The sheltered, sandy bay (Marsa) of Abu Dabab offers many ideal conditions as a dugong habitat, including one of the largest patches of seagrass in the region. Dugongs are herbivores whose survival depends on their eating just two types of seagrass found here. Since the early 1990s, the dugong has been considered vulnerable to extinction on a global scale, and the species appears on the IUCN or World Conservation Union Red List of Threatened Species. Just seven dugongs are thought to exist along the Red Sea coast from El Quseir to Sudan, with the majority of sightings occurring in the Abu Dabab area. The Bay is also well known as a nesting site for sea turtles. 

Marsa Abu Dabbab 2009 - Photo by. Ahmed F. Gad


The delicate habitat of Marsa Abu Dabab is at risk daily from dredging and filling for building developments, and herbicidal run-off from landscaping projects. Dugongs and turtles are also vulnerable to passing boats and fishing nets, as well as having their natural behaviour disturbed by the many hundreds of individuals who visit Abu Dabab to dive, snorkel and swim each day.

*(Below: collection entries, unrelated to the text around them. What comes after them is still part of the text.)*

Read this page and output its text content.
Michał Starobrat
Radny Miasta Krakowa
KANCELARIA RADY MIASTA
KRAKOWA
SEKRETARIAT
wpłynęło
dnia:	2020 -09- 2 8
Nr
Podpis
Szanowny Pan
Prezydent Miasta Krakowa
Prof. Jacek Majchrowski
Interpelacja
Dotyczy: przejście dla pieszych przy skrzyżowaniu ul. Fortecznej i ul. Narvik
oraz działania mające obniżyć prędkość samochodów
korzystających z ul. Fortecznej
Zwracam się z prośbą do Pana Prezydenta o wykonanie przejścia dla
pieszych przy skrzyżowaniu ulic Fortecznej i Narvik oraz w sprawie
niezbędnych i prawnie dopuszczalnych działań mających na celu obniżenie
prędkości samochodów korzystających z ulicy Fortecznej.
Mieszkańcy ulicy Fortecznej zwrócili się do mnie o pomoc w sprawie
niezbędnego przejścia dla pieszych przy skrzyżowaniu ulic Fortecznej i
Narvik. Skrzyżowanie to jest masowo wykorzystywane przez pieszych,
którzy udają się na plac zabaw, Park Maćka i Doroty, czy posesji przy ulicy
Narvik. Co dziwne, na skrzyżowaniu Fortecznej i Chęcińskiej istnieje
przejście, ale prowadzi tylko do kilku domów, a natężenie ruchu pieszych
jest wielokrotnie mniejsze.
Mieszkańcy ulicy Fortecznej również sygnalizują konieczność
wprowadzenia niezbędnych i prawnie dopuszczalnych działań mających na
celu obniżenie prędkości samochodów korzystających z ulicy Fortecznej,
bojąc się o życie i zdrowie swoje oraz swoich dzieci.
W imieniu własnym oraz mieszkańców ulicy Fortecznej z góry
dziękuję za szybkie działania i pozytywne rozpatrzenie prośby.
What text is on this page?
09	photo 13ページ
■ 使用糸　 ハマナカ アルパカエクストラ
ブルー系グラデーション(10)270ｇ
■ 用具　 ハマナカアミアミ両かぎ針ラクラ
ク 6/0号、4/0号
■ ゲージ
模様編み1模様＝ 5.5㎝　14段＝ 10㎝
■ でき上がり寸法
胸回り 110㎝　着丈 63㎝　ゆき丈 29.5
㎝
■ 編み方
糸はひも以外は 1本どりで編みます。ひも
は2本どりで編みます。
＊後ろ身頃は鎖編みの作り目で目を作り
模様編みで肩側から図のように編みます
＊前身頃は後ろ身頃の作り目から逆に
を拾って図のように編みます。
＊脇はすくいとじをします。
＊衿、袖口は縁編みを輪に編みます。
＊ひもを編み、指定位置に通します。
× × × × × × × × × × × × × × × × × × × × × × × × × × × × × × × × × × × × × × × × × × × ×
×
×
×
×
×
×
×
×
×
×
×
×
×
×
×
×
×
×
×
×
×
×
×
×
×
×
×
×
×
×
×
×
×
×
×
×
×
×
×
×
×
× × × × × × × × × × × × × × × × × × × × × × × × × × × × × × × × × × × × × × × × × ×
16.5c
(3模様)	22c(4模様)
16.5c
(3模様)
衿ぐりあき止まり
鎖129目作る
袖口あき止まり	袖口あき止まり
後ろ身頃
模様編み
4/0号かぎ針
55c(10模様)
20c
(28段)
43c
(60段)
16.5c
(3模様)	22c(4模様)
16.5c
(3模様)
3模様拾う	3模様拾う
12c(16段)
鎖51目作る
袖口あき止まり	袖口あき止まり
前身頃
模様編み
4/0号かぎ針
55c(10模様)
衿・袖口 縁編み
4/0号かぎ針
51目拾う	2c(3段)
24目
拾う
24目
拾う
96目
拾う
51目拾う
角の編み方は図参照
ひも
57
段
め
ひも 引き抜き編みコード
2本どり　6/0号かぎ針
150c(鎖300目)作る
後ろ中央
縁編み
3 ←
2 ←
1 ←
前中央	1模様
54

In January 2007, HEPCA and its partners met to discuss the urgent measures required to protect the unique environment of Abu Dabab and its inhabitants. A detailed action plan and proposed management strategy was produced that was delivered to all parties this May for consideration.

HEPCA's Signboards on Marsa Abu Dabbab - Photo by. Ahmed F. Gad


Amr Ali, Managing Director of HEPCA, says the plan represents a collaboration of an unprecedented kind: “This case is revolutionary for the Red Sea and the diving industry here. For once, everyone seems to have got their priorities right. This is not about money, about competition, or about being forced to act by law. Protecting the environment is everyone’s concern and for the first time, at Abu Dabab, we are all working together on this. This shows great promise for the future, and shows that the diving and tourism industry has the potential to be self-regulatory here.”

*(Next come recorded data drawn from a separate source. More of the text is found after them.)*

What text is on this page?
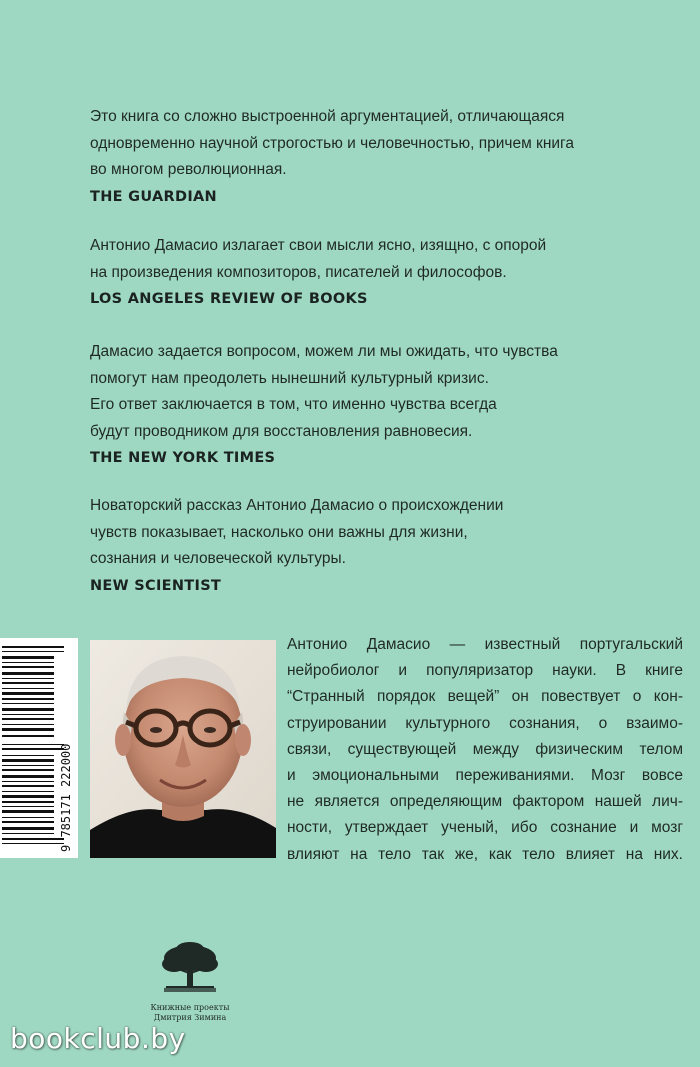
Это книга со сложно выстроенной аргументацией, отличающаяся
одновременно научной строгостью и человечностью, причем книга
во многом революционная.
THE GUARDIAN
Антонио Дамасио излагает свои мысли ясно, изящно, с опорой
на произведения композиторов, писателей и философов.
LOS ANGELES REVIEW OF BOOKS
Дамасио задается вопросом, можем ли мы ожидать, что чувства
помогут нам преодолеть нынешний культурный кризис.
Его ответ заключается в том, что именно чувства всегда
будут проводником для восстановления равновесия.
THE NEW YORK TIMES
Новаторский рассказ Антонио Дамасио о происхождении
чувств показывает, насколько они важны для жизни,
сознания и человеческой культуры.
NEW SCIENTIST
9 785171 222000
Антонио Дамасио — известный португальский
нейробиолог и популяризатор науки. В книге
“Странный порядок вещей” он повествует о кон-
струировании культурного сознания, о взаимо-
связи, существующей между физическим телом
и эмоциональными переживаниями. Мозг вовсе
не является определяющим фактором нашей лич-
ности, утверждает ученый, ибо сознание и мозг
влияют на тело так же, как тело влияет на них.
Книжные проекты
Дмитрия Зимина
bookclub.by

The primary actions from the first draft of the plan have already been taken. These include securing a new zoning line that prevents boat traffic inside the Bay, and the removal of moorings to stop overnight stays by safari boats. Safari and daily boats are no longer permitted to send divers and snorkellers inside the Bay. Access from the shore is allowed for the Bay as a whole, but is subject to strict control on numbers in order that the capacity of the site is not exceeded. From September 2007, no access is permitted within the total seagrass area. Marsa Abu Dabab will also be subject to active patrol by rangers who will enforce these necessary conservation measures.

1 comment:

  1. I was wondering if you knew the seagrass species in the area, I have Halophila decipiens possibly in one of my photos from when I was there but I was wondering if you maybe had others or a better idea of the species type?